10 thoughts on “Future Temperature Forecasts”

  1. The two findings are not strictly comparable. The 2007 report talks about equilibrium temperatures in the very long term (over centuries); the forthcoming one talks about them in 2100.

    The two are not even vaguely comparable, because of the hydrospheres huge heat capacity most of the surface warming will be “in the pipeline” for centuries.

    1. Where’s your evidence for such a claim? I’m not contesting the claim that oceans don’t have a massive heat capacity, but rather the claim that they aren’t well coupled thermally on the order of centuries to the rest of the climate.

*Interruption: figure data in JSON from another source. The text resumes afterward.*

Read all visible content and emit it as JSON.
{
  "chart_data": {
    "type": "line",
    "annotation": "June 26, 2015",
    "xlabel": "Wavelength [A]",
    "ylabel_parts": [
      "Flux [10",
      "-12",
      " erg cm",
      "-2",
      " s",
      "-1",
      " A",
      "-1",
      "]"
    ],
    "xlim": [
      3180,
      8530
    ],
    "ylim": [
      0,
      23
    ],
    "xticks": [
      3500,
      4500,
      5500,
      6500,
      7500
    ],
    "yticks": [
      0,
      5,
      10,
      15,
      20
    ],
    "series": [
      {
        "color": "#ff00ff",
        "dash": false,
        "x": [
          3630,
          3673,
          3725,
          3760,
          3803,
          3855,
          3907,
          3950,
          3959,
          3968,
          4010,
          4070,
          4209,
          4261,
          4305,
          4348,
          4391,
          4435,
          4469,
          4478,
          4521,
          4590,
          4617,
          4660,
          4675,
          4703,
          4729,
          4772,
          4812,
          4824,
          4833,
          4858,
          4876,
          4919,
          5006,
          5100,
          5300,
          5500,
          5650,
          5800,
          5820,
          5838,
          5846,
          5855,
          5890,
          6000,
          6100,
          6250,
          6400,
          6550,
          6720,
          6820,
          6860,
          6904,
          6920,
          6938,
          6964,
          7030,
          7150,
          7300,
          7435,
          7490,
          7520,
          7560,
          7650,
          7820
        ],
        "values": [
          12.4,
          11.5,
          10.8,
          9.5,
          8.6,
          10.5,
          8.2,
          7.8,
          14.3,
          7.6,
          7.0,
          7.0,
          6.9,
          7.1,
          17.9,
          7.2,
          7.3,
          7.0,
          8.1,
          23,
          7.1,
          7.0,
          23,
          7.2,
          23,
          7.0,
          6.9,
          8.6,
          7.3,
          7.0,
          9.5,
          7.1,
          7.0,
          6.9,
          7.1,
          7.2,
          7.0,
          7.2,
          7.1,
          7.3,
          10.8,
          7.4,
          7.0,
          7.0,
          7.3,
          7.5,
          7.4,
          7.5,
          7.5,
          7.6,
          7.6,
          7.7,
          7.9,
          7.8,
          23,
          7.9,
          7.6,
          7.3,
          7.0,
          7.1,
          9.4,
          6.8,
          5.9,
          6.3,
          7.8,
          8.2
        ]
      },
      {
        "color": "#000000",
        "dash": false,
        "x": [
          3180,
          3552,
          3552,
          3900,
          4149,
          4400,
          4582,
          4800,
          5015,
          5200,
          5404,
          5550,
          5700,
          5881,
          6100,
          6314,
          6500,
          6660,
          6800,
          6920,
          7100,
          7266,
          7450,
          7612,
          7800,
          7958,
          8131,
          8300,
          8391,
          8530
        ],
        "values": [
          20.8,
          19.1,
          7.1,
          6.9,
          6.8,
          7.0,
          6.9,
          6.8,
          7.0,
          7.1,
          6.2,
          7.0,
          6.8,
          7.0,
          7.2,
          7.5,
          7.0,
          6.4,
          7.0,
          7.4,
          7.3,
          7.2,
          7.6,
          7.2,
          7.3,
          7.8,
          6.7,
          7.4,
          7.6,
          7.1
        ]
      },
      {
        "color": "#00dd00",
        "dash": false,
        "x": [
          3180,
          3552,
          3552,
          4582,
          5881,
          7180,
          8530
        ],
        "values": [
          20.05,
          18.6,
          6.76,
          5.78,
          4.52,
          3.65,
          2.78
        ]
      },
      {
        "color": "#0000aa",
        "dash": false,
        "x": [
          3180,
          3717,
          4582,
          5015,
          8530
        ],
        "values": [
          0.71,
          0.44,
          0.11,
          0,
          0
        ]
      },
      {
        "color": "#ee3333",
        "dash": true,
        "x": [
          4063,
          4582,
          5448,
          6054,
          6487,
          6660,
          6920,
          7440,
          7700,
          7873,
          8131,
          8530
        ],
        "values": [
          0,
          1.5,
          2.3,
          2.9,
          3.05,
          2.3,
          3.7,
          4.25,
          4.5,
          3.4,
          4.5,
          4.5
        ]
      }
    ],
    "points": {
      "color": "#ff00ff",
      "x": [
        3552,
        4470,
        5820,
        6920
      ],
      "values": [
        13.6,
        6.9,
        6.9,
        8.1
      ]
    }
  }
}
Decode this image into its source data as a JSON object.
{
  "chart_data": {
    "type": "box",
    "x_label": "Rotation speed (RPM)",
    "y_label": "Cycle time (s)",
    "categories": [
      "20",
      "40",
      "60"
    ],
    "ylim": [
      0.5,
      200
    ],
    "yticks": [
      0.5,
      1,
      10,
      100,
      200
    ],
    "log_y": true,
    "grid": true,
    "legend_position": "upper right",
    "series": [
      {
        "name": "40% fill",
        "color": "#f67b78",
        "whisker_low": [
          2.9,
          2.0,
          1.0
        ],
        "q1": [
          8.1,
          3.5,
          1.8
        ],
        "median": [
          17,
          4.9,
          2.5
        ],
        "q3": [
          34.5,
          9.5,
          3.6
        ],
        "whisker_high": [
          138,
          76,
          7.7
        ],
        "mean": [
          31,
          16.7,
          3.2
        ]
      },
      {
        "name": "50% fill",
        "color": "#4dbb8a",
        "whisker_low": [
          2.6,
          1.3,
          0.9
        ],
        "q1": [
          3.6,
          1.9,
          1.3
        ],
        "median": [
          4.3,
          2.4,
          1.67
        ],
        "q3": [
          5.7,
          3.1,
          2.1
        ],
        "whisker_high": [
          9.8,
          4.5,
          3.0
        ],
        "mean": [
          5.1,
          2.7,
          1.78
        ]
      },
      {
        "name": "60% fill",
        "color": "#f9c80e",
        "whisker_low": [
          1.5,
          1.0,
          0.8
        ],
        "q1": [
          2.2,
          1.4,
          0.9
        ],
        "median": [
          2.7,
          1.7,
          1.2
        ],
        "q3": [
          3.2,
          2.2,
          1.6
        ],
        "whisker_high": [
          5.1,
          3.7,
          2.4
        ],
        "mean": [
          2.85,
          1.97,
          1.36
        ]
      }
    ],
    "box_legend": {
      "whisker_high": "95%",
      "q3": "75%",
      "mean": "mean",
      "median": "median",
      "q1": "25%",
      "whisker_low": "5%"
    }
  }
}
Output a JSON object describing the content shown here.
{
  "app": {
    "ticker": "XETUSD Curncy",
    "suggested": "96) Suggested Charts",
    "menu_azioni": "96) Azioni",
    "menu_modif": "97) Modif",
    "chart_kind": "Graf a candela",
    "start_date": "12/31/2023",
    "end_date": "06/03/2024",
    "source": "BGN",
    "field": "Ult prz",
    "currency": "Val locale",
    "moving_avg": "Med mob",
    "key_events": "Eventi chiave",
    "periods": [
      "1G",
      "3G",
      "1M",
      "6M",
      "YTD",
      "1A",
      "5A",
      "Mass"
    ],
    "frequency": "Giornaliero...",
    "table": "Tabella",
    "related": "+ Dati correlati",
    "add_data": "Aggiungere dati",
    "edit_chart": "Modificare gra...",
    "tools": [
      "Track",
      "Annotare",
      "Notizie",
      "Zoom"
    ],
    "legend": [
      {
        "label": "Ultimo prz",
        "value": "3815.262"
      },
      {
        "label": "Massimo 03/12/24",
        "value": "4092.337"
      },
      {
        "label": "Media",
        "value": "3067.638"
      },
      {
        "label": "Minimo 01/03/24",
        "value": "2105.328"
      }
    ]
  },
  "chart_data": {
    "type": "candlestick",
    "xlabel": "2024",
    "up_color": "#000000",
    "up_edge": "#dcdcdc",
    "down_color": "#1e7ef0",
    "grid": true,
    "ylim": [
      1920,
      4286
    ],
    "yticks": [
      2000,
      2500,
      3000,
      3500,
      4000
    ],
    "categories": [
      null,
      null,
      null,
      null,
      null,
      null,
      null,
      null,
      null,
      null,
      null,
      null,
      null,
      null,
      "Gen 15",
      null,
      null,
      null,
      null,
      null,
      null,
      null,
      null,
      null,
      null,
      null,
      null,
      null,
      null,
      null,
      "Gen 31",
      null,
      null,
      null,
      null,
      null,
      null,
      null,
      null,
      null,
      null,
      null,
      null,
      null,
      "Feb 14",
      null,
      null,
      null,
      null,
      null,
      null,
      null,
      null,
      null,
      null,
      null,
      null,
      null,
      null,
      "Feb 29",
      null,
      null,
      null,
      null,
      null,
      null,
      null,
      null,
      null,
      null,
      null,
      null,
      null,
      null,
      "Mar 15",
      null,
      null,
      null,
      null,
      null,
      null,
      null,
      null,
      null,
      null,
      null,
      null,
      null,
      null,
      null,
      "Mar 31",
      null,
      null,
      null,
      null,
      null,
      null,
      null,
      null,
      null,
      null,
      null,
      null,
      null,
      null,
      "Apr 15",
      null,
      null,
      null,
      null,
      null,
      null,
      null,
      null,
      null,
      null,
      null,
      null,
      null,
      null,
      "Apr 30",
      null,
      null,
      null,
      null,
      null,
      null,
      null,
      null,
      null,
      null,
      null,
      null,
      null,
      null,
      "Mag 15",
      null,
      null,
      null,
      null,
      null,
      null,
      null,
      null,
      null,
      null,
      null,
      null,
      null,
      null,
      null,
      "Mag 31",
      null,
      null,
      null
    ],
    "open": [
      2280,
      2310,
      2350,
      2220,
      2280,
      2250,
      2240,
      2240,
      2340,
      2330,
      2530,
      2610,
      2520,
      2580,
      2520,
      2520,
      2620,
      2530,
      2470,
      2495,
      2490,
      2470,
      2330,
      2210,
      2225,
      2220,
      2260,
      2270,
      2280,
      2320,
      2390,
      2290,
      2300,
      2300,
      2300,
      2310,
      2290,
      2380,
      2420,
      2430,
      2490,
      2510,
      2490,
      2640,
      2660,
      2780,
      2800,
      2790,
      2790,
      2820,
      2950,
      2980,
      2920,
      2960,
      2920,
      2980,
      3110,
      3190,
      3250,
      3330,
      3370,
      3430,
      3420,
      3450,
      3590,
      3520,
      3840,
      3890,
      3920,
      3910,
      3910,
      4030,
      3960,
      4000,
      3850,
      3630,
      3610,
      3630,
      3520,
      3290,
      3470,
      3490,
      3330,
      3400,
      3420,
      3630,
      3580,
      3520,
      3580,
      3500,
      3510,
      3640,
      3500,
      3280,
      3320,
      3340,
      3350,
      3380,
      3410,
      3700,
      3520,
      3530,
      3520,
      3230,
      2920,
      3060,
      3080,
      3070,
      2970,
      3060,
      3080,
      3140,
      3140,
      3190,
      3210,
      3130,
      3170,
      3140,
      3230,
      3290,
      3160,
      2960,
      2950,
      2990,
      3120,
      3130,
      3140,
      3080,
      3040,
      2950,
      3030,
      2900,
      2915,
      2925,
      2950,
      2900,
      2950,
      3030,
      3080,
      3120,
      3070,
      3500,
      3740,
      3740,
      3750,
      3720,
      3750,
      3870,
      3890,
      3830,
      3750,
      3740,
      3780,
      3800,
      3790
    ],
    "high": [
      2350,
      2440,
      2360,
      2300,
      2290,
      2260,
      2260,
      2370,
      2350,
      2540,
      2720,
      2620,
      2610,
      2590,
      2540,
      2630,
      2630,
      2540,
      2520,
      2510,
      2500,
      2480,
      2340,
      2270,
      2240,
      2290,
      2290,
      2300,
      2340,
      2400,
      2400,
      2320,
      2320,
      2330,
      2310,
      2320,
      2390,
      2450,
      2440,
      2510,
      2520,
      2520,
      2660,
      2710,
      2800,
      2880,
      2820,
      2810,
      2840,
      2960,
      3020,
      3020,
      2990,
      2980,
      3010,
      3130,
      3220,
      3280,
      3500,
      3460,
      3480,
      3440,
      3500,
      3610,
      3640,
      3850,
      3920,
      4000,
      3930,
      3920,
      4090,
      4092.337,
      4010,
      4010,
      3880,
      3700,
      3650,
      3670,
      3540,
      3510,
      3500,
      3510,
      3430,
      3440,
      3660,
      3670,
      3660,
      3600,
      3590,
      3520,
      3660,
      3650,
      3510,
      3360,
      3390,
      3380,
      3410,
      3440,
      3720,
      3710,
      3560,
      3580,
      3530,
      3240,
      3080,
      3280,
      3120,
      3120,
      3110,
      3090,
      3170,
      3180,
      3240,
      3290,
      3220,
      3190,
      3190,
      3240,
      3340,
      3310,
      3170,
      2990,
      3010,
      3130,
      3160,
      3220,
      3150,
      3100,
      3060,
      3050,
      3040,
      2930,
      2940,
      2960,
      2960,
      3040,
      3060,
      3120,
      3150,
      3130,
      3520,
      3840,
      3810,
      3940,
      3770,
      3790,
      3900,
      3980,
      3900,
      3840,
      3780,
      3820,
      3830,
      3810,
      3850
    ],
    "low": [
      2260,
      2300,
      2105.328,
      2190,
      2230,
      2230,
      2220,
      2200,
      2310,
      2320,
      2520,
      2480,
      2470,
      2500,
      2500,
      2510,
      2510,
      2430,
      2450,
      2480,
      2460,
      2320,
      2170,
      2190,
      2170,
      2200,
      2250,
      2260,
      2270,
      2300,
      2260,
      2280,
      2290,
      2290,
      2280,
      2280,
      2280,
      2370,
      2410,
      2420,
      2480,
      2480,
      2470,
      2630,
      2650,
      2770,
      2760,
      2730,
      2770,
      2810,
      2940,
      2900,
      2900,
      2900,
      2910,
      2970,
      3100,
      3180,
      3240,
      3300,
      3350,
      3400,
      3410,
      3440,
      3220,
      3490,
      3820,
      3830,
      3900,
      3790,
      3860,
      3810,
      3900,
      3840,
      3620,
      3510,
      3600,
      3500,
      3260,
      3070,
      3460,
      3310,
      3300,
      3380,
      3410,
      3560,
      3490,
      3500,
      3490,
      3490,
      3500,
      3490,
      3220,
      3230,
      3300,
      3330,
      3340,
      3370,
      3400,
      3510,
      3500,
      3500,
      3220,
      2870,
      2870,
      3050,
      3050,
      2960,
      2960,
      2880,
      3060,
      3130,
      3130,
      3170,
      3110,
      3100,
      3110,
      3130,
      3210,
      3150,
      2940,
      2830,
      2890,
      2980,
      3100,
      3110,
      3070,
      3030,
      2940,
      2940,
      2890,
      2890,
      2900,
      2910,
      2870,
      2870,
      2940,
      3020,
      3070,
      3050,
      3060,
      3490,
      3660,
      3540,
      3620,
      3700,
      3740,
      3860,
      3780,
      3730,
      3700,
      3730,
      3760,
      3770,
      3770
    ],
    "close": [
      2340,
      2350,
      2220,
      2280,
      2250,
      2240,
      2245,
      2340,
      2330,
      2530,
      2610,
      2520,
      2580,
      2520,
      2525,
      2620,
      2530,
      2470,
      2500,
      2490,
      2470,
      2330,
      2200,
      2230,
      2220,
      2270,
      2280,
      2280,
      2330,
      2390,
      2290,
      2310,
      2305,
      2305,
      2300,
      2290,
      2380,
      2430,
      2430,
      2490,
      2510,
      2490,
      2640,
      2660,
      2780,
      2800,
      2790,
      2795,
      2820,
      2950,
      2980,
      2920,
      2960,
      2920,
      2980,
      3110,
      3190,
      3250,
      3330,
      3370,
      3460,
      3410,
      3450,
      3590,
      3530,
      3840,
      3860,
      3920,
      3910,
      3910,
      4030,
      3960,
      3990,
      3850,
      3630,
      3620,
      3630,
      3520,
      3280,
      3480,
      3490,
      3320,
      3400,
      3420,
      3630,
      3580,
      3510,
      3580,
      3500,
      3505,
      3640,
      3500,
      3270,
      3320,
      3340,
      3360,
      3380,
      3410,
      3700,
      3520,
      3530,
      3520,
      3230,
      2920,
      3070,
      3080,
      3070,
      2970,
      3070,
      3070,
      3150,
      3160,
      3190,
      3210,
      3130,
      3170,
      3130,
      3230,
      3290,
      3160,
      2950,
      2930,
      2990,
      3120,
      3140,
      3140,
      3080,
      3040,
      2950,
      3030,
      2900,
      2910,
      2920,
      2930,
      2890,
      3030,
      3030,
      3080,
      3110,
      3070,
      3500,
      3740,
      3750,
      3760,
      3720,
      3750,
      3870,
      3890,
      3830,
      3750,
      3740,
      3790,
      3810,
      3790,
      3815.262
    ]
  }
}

      For example, rainfall, one of the means to transfer heat between ocean and atmosphere, effectively recycles the oceans completely in a bit over 3 millennia. That still leaves the door open, but it is one of several methods for transferring heat.

      1. Where’s your evidence for such a claim?

        The fact that global surface temperatures can change over periods of less than centuries.

    1. The oceans have been acting as a heat sink since temperatures started rising, if temperatures were to fall significantly they’d act as a heat source.

      1. You did not address the question, and your reasoning is ex-post-facto rationalization in any case.

  2. Actually, humans don’t know much about natural surface or ocean temperature variability. We have been measuring with poor methodology for less than 200 years. Sorry, but that is pitiful compared to the 12-15 thousand years since the last ‘ice age’ or, even worse, the last 2-3 billion years or so when it is thought that significant biological processes started altering the earth’s atmosphere.

    The fact that we can not accurately predict weather out past a few days in the future says everything about the state of our ‘climate’ competence.